Cemaatin kaçırdığı varlıklar amacına uygun vakıflara devredilsin
Dün yollardaydım yine. Bu sefer mesleğimi ilgilendiren bir konu için memleketin yolunu tuttum. Zaten okuduğunuz yazıyı yetiştirmek için Balıkesir girişinde Değirmen Boğazında ki Metropol cafeye saptım. Balıkesir Gazeteciler Cemiyetinin olağan kongre toplantısı vardı. Ankara gazetecisi olmamıza rağmen ve ömrümüzün 27 yılını Ankara'da gazetecilikle ilgili geçirsek de Ankara Gazeteciler Cemiyeti'ne bugüne kadar üye yapılmadık. Nazmi Bilgin dukalığını aşmamız mümkün olmadı. Şimdi oradan da çağırıyorlar ama bu sefer de Nazmi Bilgin Başkanlıktan ayrılmadan üyesi olmayacağım. İnat değil mi? Devletin parası ile sefa sürmek sadece bürokratlara has değil.
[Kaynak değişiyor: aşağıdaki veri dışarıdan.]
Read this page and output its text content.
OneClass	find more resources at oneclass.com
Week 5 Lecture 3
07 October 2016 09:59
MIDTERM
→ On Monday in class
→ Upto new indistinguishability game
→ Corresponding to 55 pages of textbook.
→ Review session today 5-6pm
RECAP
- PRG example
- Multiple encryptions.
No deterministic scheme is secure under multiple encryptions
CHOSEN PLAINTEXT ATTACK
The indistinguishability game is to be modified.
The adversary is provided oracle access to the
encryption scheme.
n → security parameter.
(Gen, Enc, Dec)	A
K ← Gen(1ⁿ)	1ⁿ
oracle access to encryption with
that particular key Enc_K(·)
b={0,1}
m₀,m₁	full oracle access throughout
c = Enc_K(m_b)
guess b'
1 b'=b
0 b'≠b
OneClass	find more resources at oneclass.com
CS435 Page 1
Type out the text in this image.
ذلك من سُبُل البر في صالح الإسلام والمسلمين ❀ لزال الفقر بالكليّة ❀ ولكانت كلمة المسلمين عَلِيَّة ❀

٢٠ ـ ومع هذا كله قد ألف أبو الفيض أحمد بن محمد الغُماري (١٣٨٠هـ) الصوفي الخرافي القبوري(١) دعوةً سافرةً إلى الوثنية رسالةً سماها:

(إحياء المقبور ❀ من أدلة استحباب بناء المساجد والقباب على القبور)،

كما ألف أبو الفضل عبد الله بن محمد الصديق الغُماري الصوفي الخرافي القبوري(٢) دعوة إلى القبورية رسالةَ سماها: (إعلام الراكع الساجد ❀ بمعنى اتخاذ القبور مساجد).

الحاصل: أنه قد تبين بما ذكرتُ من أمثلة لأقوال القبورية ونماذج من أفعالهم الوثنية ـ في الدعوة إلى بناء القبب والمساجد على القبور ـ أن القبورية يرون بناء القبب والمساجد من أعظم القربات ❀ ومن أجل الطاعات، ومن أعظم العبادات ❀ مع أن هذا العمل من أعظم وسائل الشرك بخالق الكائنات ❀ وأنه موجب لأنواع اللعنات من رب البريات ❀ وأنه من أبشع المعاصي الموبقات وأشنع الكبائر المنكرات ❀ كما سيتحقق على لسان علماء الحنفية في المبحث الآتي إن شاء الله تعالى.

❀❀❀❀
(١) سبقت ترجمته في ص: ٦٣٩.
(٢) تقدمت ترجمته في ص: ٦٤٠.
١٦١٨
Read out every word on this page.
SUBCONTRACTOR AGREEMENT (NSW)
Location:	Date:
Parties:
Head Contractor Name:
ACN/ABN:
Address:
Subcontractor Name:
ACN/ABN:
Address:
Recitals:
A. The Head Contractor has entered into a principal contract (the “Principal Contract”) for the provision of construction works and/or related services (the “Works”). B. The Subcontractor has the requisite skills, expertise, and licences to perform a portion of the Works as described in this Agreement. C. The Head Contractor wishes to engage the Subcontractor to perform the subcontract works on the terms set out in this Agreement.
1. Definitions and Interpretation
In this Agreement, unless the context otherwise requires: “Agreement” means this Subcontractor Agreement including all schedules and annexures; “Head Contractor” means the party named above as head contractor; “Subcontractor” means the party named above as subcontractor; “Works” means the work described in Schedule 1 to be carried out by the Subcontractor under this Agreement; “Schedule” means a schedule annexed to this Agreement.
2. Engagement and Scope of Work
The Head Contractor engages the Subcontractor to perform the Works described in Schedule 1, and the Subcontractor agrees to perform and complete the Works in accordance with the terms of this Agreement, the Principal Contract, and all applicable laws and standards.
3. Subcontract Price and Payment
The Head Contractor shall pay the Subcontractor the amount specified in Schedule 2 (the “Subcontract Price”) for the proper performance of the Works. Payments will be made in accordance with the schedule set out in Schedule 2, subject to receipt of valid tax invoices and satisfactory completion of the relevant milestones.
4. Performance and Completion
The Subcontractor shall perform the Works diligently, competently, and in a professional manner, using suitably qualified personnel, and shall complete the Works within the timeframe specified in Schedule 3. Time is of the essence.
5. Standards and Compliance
Ankara üye yapmayınca bizde Balıkesir Gazeteciler Cemiyetinin üyesi olduk Başkan Ramazan Demir Ankara'daki Balıkesirli gazetecileri cemiyete davet edince üye olmuştuk. Şimdi de kongreye gelelim arkadaşları yalnız bırakmayalım istedim. Dostlarla buluşmaya vesile oluyor bu tür programlar.
Yolda gelirken birkaç haber duydum. Paralel yapıyla ilgili operasyonlar çerçevesinde Balıkesir'de sahte öğrenci kayıtları nedeniyle tutuklamalar vardı. Bir de Zaman'a kayyum atanmasının ardından gazetenin içinin boşaltıldığı ve daha önce binada dahil her şeyin satıldığı ortaya çıktı. Zaman sattığı yerlerden kiralamış. İşte sattığı yerlerden birine daha kayyum haberi de geldi. Kulislerde 24 ay içinde bu tip yapılan bütün satış ve devirlere el konulacağı konuşuluyor.
Paralel yapı menfaati için birçok temiz insanı da yakmaya devam ediyor. Bugüne kadar içinde yaşanan yüzlerce yolsuzluk olayının üstünü örten hatta bu işlere bulaşmışları taltif eden bu yapı aslında Hükümeti ve Recep Tayyip Erdoğan'ı en suçlayabilirdi. Hangi amaçla 17 Aralık'ı yaptığını siz düşünün. Ama bu hükümet döneminde devletin her türlü imkanını kullandığı halde nasıl böyle bir operasyona cüret etti bilmiyorum. Ama şu an itibarı ile bile İslam davası için bulunan 10 binlerin saf ve temiz duygularının arkasına sığınarak halen pis işler yapmaya devam ediyorlar.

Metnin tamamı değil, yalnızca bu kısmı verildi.